テレビの国内生産 撤退相次ぐ

大手電機メーカーのテレビ事業は縮小の一途をたどり、国内での生産から撤退するメーカーが相次いでいます。
日立製作所は「Wooo」のブランドでテレビを生産していましたが2012年に自社での生産を終了しました。
東芝も国内で「レグザ」のブランドで生産していた事業を3年前に中国の電機メーカー「ハイセンスグループ」に
シャープも3年前、栃木県の工場での液晶テレビの生産を終了しました。
相次ぐ撤退の背景には、海外メーカーとの価格競争が激しくなり収益をあげるのが難しくなったことがあります。
ソニーグループは愛知県稲沢市にある工場で三菱電機は京都府長岡京市にある工場で国内での生産を続けています。

パナソニック テレビ事業の歴史
パナソニック・旧松下電器産業のテレビ事業は1952年に白黒テレビの国内生産から始まりました。
1960年にカラーテレビを発売。

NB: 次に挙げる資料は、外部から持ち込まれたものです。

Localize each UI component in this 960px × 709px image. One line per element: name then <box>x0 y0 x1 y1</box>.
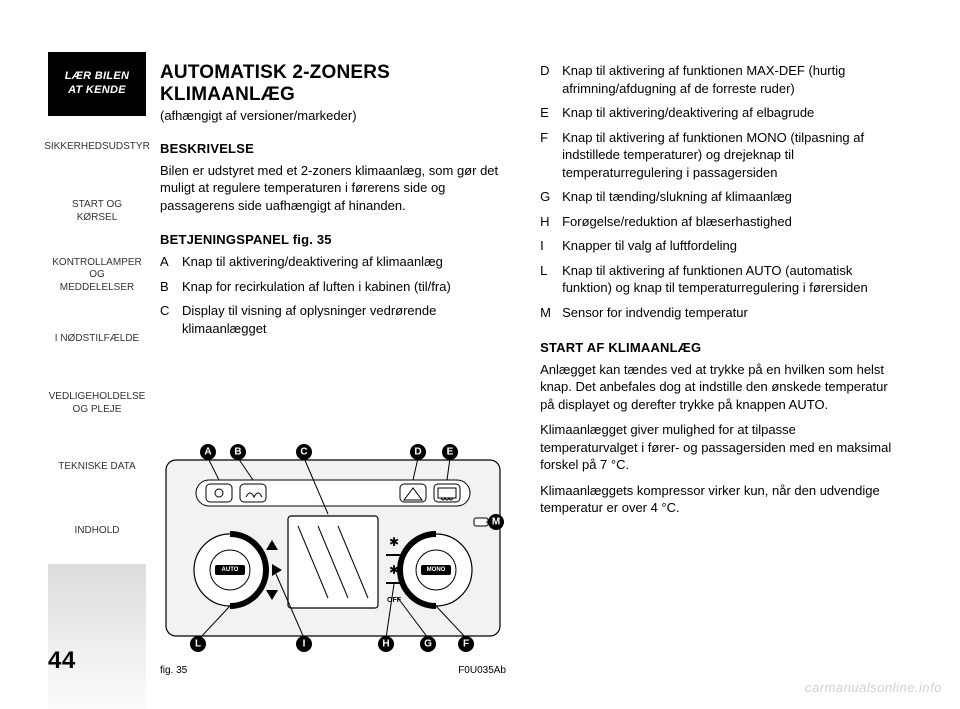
paragraph: Klimaanlæggets kompressor virker kun, nå… <box>540 482 894 517</box>
svg-text:D: D <box>414 447 421 458</box>
list-item: C Display til visning af oplysninger ved… <box>160 302 504 337</box>
sidebar-item-label: AT KENDE <box>65 84 129 98</box>
right-dial: MONO <box>400 534 472 606</box>
sidebar-item-label: TEKNISKE DATA <box>58 461 135 474</box>
title-line: AUTOMATISK 2-ZONERS <box>160 62 390 83</box>
item-text: Knap til aktivering af funktionen MONO (… <box>562 129 894 182</box>
list-item: E Knap til aktivering/deaktivering af el… <box>540 104 894 122</box>
item-label: G <box>540 188 562 206</box>
left-dial: AUTO <box>194 534 266 606</box>
sidebar-item-label: KONTROLLAMPER <box>52 257 141 270</box>
item-label: A <box>160 253 182 271</box>
watermark: carmanualsonline.info <box>805 680 942 695</box>
sidebar-item-laer-bilen[interactable]: LÆR BILEN AT KENDE <box>48 52 146 116</box>
sidebar-item-nodstilfaelde[interactable]: I NØDSTILFÆLDE <box>48 308 146 372</box>
list-item: A Knap til aktivering/deaktivering af kl… <box>160 253 504 271</box>
svg-text:B: B <box>234 447 241 458</box>
list-item: I Knapper til valg af luftfordeling <box>540 237 894 255</box>
svg-text:E: E <box>447 447 454 458</box>
item-label: D <box>540 62 562 80</box>
title-subline: (afhængigt af versioner/markeder) <box>160 108 504 123</box>
svg-text:F: F <box>463 639 469 650</box>
item-text: Sensor for indvendig temperatur <box>562 304 894 322</box>
sidebar-gradient <box>48 564 146 709</box>
figure-35: AUTO MONO ✱ ✱ OFF A B C D E M L I H <box>160 434 506 676</box>
svg-text:L: L <box>195 639 201 650</box>
heading-start: START AF KLIMAANLÆG <box>540 340 894 355</box>
item-text: Knap til aktivering/deaktivering af klim… <box>182 253 504 271</box>
svg-text:H: H <box>382 639 389 650</box>
sidebar-item-label: OG PLEJE <box>49 404 146 417</box>
page-title: AUTOMATISK 2-ZONERS KLIMAANLÆG <box>160 62 504 106</box>
sidebar-item-kontrollamper[interactable]: KONTROLLAMPER OG MEDDELELSER <box>48 244 146 308</box>
page-number: 44 <box>48 647 76 675</box>
list-item: L Knap til aktivering af funktionen AUTO… <box>540 262 894 297</box>
figure-caption-right: F0U035Ab <box>458 665 506 676</box>
list-item: D Knap til aktivering af funktionen MAX-… <box>540 62 894 97</box>
sidebar-item-label: START OG KØRSEL <box>54 199 140 224</box>
list-item: M Sensor for indvendig temperatur <box>540 304 894 322</box>
sidebar-item-label: INDHOLD <box>74 525 119 538</box>
list-item: G Knap til tænding/slukning af klimaanlæ… <box>540 188 894 206</box>
sidebar-item-indhold[interactable]: INDHOLD <box>48 500 146 564</box>
item-label: F <box>540 129 562 147</box>
item-text: Display til visning af oplysninger vedrø… <box>182 302 504 337</box>
item-text: Knap til tænding/slukning af klimaanlæg <box>562 188 894 206</box>
list-item: F Knap til aktivering af funktionen MONO… <box>540 129 894 182</box>
sidebar-nav: LÆR BILEN AT KENDE SIKKERHEDSUDSTYR STAR… <box>48 52 146 709</box>
list-item: H Forøgelse/reduktion af blæserhastighed <box>540 213 894 231</box>
svg-text:G: G <box>424 639 432 650</box>
item-text: Knap til aktivering af funktionen MAX-DE… <box>562 62 894 97</box>
sidebar-item-tekniske-data[interactable]: TEKNISKE DATA <box>48 436 146 500</box>
title-line: KLIMAANLÆG <box>160 84 295 105</box>
sidebar-item-label: OG MEDDELELSER <box>52 269 141 294</box>
item-text: Knap til aktivering/deaktivering af elba… <box>562 104 894 122</box>
svg-text:C: C <box>300 447 307 458</box>
top-button-strip <box>196 480 470 506</box>
svg-text:I: I <box>303 639 306 650</box>
fan-plus-icon: ✱ <box>389 535 399 549</box>
sidebar-item-label: I NØDSTILFÆLDE <box>55 333 139 346</box>
dial-auto-label: AUTO <box>222 567 239 573</box>
sidebar-item-vedligeholdelse[interactable]: VEDLIGEHOLDELSE OG PLEJE <box>48 372 146 436</box>
heading-beskrivelse: BESKRIVELSE <box>160 141 504 156</box>
fan-minus-icon: ✱ <box>389 563 399 577</box>
sidebar-item-label: SIKKERHEDSUDSTYR <box>44 141 150 154</box>
svg-text:M: M <box>492 517 500 528</box>
figure-caption-left: fig. 35 <box>160 665 187 676</box>
item-label: C <box>160 302 182 320</box>
item-text: Knap for recirkulation af luften i kabin… <box>182 278 504 296</box>
column-right: D Knap til aktivering af funktionen MAX-… <box>540 62 894 525</box>
paragraph: Anlægget kan tændes ved at trykke på en … <box>540 361 894 414</box>
item-label: L <box>540 262 562 280</box>
item-label: M <box>540 304 562 322</box>
heading-betjeningspanel: BETJENINGSPANEL fig. 35 <box>160 232 504 247</box>
list-item: B Knap for recirkulation af luften i kab… <box>160 278 504 296</box>
item-label: H <box>540 213 562 231</box>
sidebar-item-sikkerhedsudstyr[interactable]: SIKKERHEDSUDSTYR <box>48 116 146 180</box>
item-label: B <box>160 278 182 296</box>
sidebar-item-label: LÆR BILEN <box>65 70 129 84</box>
sidebar-item-start-og-korsel[interactable]: START OG KØRSEL <box>48 180 146 244</box>
sidebar-item-label: VEDLIGEHOLDELSE <box>49 391 146 404</box>
dial-mono-label: MONO <box>427 567 446 573</box>
item-text: Knapper til valg af luftfordeling <box>562 237 894 255</box>
item-label: E <box>540 104 562 122</box>
svg-text:A: A <box>204 447 211 458</box>
desc-paragraph: Bilen er udstyret med et 2-zoners klimaa… <box>160 162 504 215</box>
paragraph: Klimaanlægget giver mulighed for at tilp… <box>540 421 894 474</box>
item-text: Knap til aktivering af funktionen AUTO (… <box>562 262 894 297</box>
item-label: I <box>540 237 562 255</box>
sensor-m <box>474 518 488 526</box>
item-text: Forøgelse/reduktion af blæserhastighed <box>562 213 894 231</box>
climate-panel-diagram: AUTO MONO ✱ ✱ OFF A B C D E M L I H <box>160 434 506 656</box>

その後の高度経済成長期には、カー、クーラーとともにカラーテレビは3Cと呼ばれ、
販売を伸ばし、一躍、お茶の間の主役となりました。
高画質のテレビは「家電の王様」とも呼ばれ、パナソニックのみならず、長く日本の電機メーカーの事業をけん引してきました。
2000年代以降の「薄型テレビ」の覇権争いでは、パナソニックはプラズマテレビに注力し、巨額投資を続けました。
兵庫県尼崎市に巨大なプラズマパネルの工場を次々と建設しました。
しかし、主に韓国のメーカーが、低価格の液晶テレビを売り始めたことで、プラズマテレビは劣勢に立たされ、2014年に撤退。
最後まで生産を続けてきた栃木県宇都宮工場での有機ELテレビの生産も、ことし3月末で撤退しました。
パナソニックは最盛期、2010年度には、世界で2023万台のテレビを販売しましたが、直近の2020年度は、360万台にまで落ち込んでいます。
パナソニックは、テレビ生産を中国の電機大手TCLに委託することで正式に合意した。
パナソニックの国内生産撤退は日本メーカーのテレビ衰退を象徴する形となりました。